Local temporary table Vs Physical Table for Huge data load
Hi,
I have a scenario where I need a temporary staging area for my data. Data size is somewhere from 20 GB to 50GB. Source of the data is another physical table joined with one or more different tables.
The options I see are:
1. Create a Local Temporary table ( I don't want the data after the session)
2. Create a physical table and insert the records into that tables after truncating it everytime
3. Using "With"
I wanted to understand how the Vertica manages the memory in each of the case and is there any preferred way from i) Performance (time) and ii) memory perspective.
Certainly, one aspect will be not to have sudden peaks in temp usage.
Thanks
NJ
I have a scenario where I need a temporary staging area for my data. Data size is somewhere from 20 GB to 50GB. Source of the data is another physical table joined with one or more different tables.
The options I see are:
1. Create a Local Temporary table ( I don't want the data after the session)
2. Create a physical table and insert the records into that tables after truncating it everytime
3. Using "With"
I wanted to understand how the Vertica manages the memory in each of the case and is there any preferred way from i) Performance (time) and ii) memory perspective.
Certainly, one aspect will be not to have sudden peaks in temp usage.
Thanks
NJ
0
Comments
Assuming you have the same storage devices for both you temp and data spaces, I would go with option 2. By reusing the same physical table, you dont have any catalog locking overheads of dropping/ recreating tables and truncation also clears out all containers, so you dont have purge overhead. You can tune for inserts and selects better as well as the projections persist with the table. Considering the size of your data loads, you can load the data directly to ROS with COPY DIRECT OR with a /*+ direct */ hint of you are doing a INSERT INTO.
/Sajan
The reason I am using a staging area is because I can make a flat load to Vertica and then perform the complex joins and calculations based on this middle zone.

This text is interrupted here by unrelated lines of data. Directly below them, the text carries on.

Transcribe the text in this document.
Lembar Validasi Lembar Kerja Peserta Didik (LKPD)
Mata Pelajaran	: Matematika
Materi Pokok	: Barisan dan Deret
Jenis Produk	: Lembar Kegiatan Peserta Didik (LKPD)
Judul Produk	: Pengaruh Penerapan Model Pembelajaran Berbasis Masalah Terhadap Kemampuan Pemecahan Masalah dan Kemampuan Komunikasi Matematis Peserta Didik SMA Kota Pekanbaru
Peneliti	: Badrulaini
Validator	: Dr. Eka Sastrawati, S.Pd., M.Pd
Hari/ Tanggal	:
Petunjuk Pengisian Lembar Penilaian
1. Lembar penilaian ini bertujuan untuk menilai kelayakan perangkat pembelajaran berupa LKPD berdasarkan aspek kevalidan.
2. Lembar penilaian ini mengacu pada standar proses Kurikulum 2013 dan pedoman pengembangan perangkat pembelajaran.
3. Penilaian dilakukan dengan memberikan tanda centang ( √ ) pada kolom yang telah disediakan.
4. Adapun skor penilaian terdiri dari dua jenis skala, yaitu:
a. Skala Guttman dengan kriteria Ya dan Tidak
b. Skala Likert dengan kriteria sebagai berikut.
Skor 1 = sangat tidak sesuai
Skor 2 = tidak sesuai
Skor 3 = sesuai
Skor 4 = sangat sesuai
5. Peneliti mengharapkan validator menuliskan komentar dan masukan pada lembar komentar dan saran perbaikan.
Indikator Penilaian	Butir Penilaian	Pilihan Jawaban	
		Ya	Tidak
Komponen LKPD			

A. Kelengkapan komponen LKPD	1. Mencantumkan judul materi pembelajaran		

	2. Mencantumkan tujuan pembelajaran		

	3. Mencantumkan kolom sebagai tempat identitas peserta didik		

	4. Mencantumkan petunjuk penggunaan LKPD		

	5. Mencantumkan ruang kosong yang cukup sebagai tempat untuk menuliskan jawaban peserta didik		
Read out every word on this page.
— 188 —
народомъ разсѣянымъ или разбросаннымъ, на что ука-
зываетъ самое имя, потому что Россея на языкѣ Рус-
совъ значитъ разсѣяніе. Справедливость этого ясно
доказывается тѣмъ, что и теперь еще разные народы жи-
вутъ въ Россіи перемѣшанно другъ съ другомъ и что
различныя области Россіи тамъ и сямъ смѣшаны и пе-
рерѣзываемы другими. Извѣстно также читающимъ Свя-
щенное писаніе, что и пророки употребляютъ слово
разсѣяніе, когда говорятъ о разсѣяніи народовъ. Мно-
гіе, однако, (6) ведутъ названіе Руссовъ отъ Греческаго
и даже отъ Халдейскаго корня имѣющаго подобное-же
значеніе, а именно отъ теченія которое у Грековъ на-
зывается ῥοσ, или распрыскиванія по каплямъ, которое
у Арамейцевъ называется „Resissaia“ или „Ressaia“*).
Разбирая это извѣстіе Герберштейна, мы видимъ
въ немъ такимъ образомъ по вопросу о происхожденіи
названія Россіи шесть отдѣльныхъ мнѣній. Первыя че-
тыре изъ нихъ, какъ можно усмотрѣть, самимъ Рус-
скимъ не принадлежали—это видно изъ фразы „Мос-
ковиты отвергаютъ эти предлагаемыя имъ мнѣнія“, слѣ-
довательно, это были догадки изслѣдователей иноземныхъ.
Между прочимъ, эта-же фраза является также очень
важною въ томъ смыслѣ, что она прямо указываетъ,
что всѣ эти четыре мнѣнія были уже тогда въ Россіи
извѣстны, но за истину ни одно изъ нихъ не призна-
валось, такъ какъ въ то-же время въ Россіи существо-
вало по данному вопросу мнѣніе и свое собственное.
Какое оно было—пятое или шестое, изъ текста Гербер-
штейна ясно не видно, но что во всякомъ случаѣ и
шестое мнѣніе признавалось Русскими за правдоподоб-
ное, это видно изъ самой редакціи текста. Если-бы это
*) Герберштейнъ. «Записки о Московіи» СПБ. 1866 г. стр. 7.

So to Eli's response, can you please help me understand "having a cursor opened".
Also, are you suggesting that using "With" is a better option ? I am using Vertica 6.1.2, and don't think will be changing to 7.1 anytime soon.
"having a cursor opened" - You mention that your "Source of the data is another physical table joined with one or more different tables" , Instead of run this query and put its results into temp and then read from team to do the processing , you can read directly from source and do the processing . In some case is more fast that creating temp .
Regarding WITH , i don't day that WITH is good option her (you not share your SQL’s ) , I just mention that in most of the time peoples that use to work with Oracle /Sqlserver relay on the fact that WITH have the ability to create temp table on the fly and the rest of the query will use it transparently , in Vertica until 7.1 WITH section is just being rewrite to normal join without creating temp table .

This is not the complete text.